Nicole is a PhD student based at the University of Warwick. In her thesis, she investigates the effects offline gatherings between Wikipedians have on their online behaviour. She holds an MA in Sociology from the University of Leipzig and a BA from the University of Bern.
Michael is a PhD student at Charles University and works at the Institute of Sociology, Czech Academy of Sciences. His research focuses on the behaviour of political elites, elections and politics in East-Central Europe. Before his PhD, he studied political science at Masaryk University and worked at Czech Radio.
Tasos Spiliotopoulos is a Human-Computer Interaction researcher with a focus on social technologies and human-centered design. Tasos is a postdoctoral research associate at the Newcastle University Business School in the UK, where he currently researches trust in the financial industry.
Katharina Tittel
Katharina Tittel is a doctoral student in sociology at Sciences Po Paris, where she also obtained her MA in Economic Policy. Her work applies quantitative and computational methods to questions of media framing and migration coverage. Furthermore, Katharina conducts research on class-based digital inequalities, and misinformation beliefs. Before joining Sciences Po, she worked for a German-Israeli tech start-up.
Deivyd is a Ph.D. candidate in Economics at the University of Bordeaux. His research focuses on the operationalization of innovation strategies in a territory, in particular on the Nouvelle-Aquitaine region. He is particularly interested in the gap between the ideal recommendations proposed by researchers and the actual expectations of policymakers.
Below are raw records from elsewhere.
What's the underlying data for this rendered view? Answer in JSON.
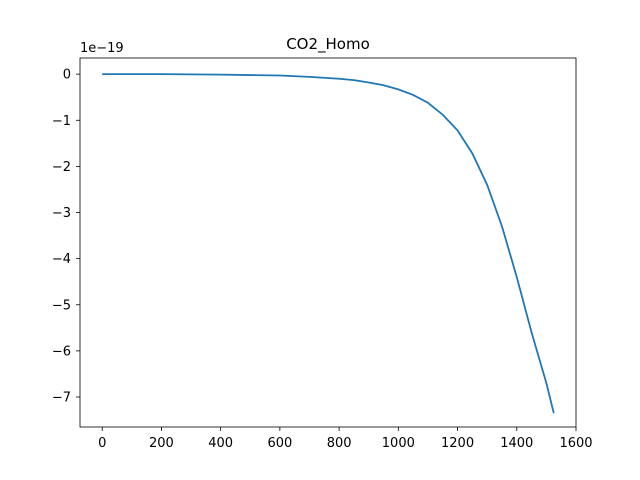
{
  "chart_data": {
    "type": "line",
    "title": "CO2_Homo",
    "xlabel": "",
    "ylabel": "",
    "y_offset_label": "1e−19",
    "xlim": [
      -75,
      1600
    ],
    "ylim": [
      -7.65,
      0.35
    ],
    "x_ticks": [
      0,
      200,
      400,
      600,
      800,
      1000,
      1200,
      1400,
      1600
    ],
    "x_tick_labels": [
      "0",
      "200",
      "400",
      "600",
      "800",
      "1000",
      "1200",
      "1400",
      "1600"
    ],
    "y_ticks": [
      0,
      -1,
      -2,
      -3,
      -4,
      -5,
      -6,
      -7
    ],
    "y_tick_labels": [
      "0",
      "−1",
      "−2",
      "−3",
      "−4",
      "−5",
      "−6",
      "−7"
    ],
    "grid": false,
    "series": [
      {
        "color": "#1f77b4",
        "x": [
          0,
          100,
          200,
          300,
          400,
          500,
          600,
          700,
          800,
          850,
          900,
          950,
          1000,
          1050,
          1100,
          1150,
          1200,
          1250,
          1300,
          1350,
          1400,
          1450,
          1500,
          1525
        ],
        "y": [
          0,
          0,
          0,
          -0.005,
          -0.01,
          -0.02,
          -0.03,
          -0.06,
          -0.1,
          -0.13,
          -0.18,
          -0.24,
          -0.33,
          -0.45,
          -0.62,
          -0.88,
          -1.22,
          -1.72,
          -2.4,
          -3.3,
          -4.4,
          -5.6,
          -6.7,
          -7.35
        ]
      }
    ]
  }
}
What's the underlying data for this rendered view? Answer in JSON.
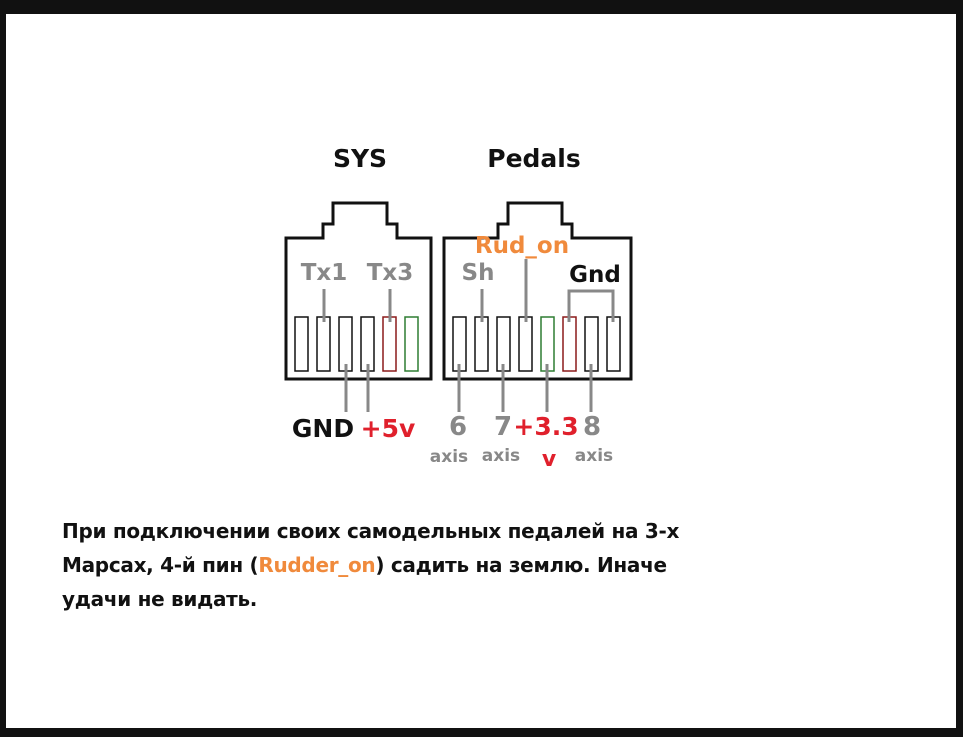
{
  "colors": {
    "black": "#111111",
    "gray": "#888888",
    "red": "#e0202c",
    "orange": "#f08a3c",
    "darkred": "#8b1a1a",
    "green": "#2e7d32"
  },
  "connectors": {
    "sys": {
      "title": "SYS",
      "top_labels": [
        "Tx1",
        "Tx3"
      ],
      "bottom_labels": [
        "GND",
        "+5v"
      ]
    },
    "pedals": {
      "title": "Pedals",
      "top_labels": [
        "Rud_on",
        "Sh",
        "Gnd"
      ],
      "bottom_numbers": [
        "6",
        "7",
        "+3.3",
        "8"
      ],
      "bottom_subs": [
        "axis",
        "axis",
        "v",
        "axis"
      ]
    }
  },
  "note": {
    "line1": "При подключении своих самодельных педалей на 3-х",
    "line2_before": "Марсах, 4-й пин (",
    "line2_highlight": "Rudder_on",
    "line2_after": ") садить на землю. Иначе",
    "line3": "удачи не видать."
  }
}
His methodology combines in-depth, qualitative fieldwork with multivariate spatial analyses. Deivyd holds an MRes in Economics of Innovation and Strategic Intelligence from the University of Bordeaux, and a BA in Economics and International Relations from the University of Rosario (Colombia).
Jiani Yan
Jiani is currently an MPhil student in Sociology and Demography at the University of Oxford. Her research interest lies in improving the computational methods for forecasting mortality and morbidity. She is particularly interested in machine learning algorithms.
Fatima Zahrah
Fatima Zahrah is a Cyber Security DPhil student at Exeter College, University of Oxford. She received a BSc (Hons) degree in Computer Science from the University of Bradford. Fatima’s research interests focus around online hate and how various platforms are strategically used by cyber criminals and hate groups to form resilient networks of hate. Her work combines insights drawn from social sciences and uses methods from computer science, including natural language processing, machine learning and social media analysis.
Fanqi Zeng
Fanqi is a PhD candidate in Complex Systems at the University of Bristol. He has broad interests in complex social and natural systems. His work lies in cross-disciplinary research, such as applications in ecology, complex networks, collective dynamics, complexity economics, data science for social good, etc.
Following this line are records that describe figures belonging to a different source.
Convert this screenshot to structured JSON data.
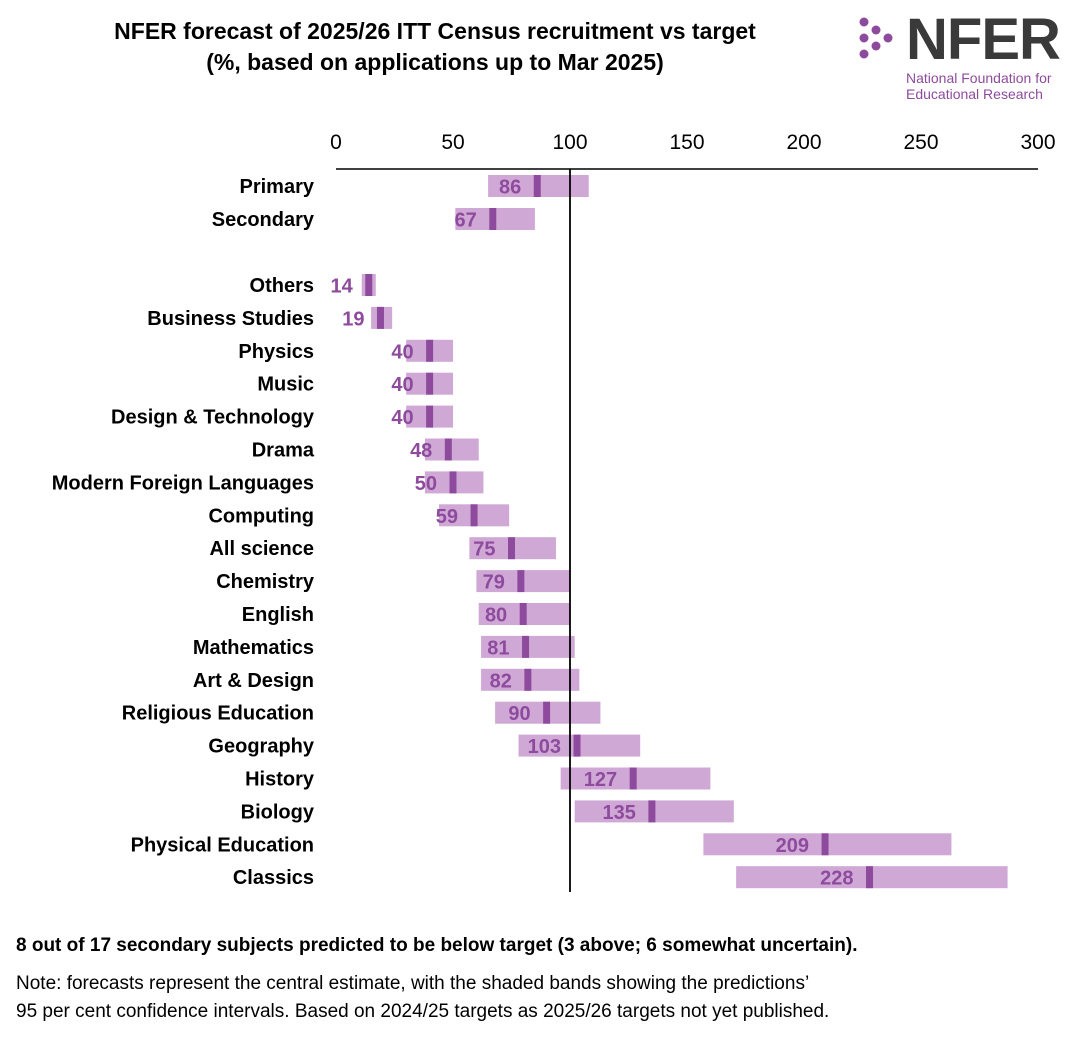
{
  "header": {
    "title_line1": "NFER forecast of 2025/26 ITT Census recruitment vs target",
    "title_line2": "(%, based on applications up to Mar 2025)"
  },
  "logo": {
    "name": "NFER",
    "subtitle_line1": "National Foundation for",
    "subtitle_line2": "Educational Research",
    "brand_color": "#8e4b9e"
  },
  "colors": {
    "band": "#cfa8d6",
    "marker": "#8e4b9e",
    "label": "#8e4b9e"
  },
  "chart_data": {
    "type": "bar",
    "title": "NFER forecast of 2025/26 ITT Census recruitment vs target (%, based on applications up to Mar 2025)",
    "xlim": [
      0,
      300
    ],
    "xticks": [
      0,
      50,
      100,
      150,
      200,
      250,
      300
    ],
    "reference_line": 100,
    "categories": [
      "Primary",
      "Secondary",
      "Others",
      "Business Studies",
      "Physics",
      "Music",
      "Design & Technology",
      "Drama",
      "Modern Foreign Languages",
      "Computing",
      "All science",
      "Chemistry",
      "English",
      "Mathematics",
      "Art & Design",
      "Religious Education",
      "Geography",
      "History",
      "Biology",
      "Physical Education",
      "Classics"
    ],
    "series": [
      {
        "name": "Central estimate",
        "values": [
          86,
          67,
          14,
          19,
          40,
          40,
          40,
          48,
          50,
          59,
          75,
          79,
          80,
          81,
          82,
          90,
          103,
          127,
          135,
          209,
          228
        ]
      },
      {
        "name": "95% CI lower",
        "values": [
          65,
          51,
          11,
          15,
          30,
          30,
          30,
          38,
          38,
          44,
          57,
          60,
          61,
          62,
          62,
          68,
          78,
          96,
          102,
          157,
          171
        ]
      },
      {
        "name": "95% CI upper",
        "values": [
          108,
          85,
          17,
          24,
          50,
          50,
          50,
          61,
          63,
          74,
          94,
          100,
          100,
          102,
          104,
          113,
          130,
          160,
          170,
          263,
          287
        ]
      }
    ]
  },
  "summary": "8 out of 17 secondary subjects predicted to be below target (3 above; 6 somewhat uncertain).",
  "note_line1": "Note: forecasts represent the central estimate, with the shaded bands showing the predictions’",
  "note_line2": "95 per cent confidence intervals. Based on 2024/25 targets as 2025/26 targets not yet published."
}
Jingwen Zhang is a PhD student in Social Statistics at the University of Manchester. Having a background in demography and social medicine, she is mainly interested in social determinants of health, ageing, domestic violence, and life course theory with a focus on quantitative methods. Her PhD project is on the longitudinal dynamics of rural-urban health disparity in later life in China.
I am reading the MPhil in Politics (European Politics and Society) at Oxford University in my first year. For my main research project, I use computational text analysis to assess what citizens of the European Union think of European integration in different areas of core state powers.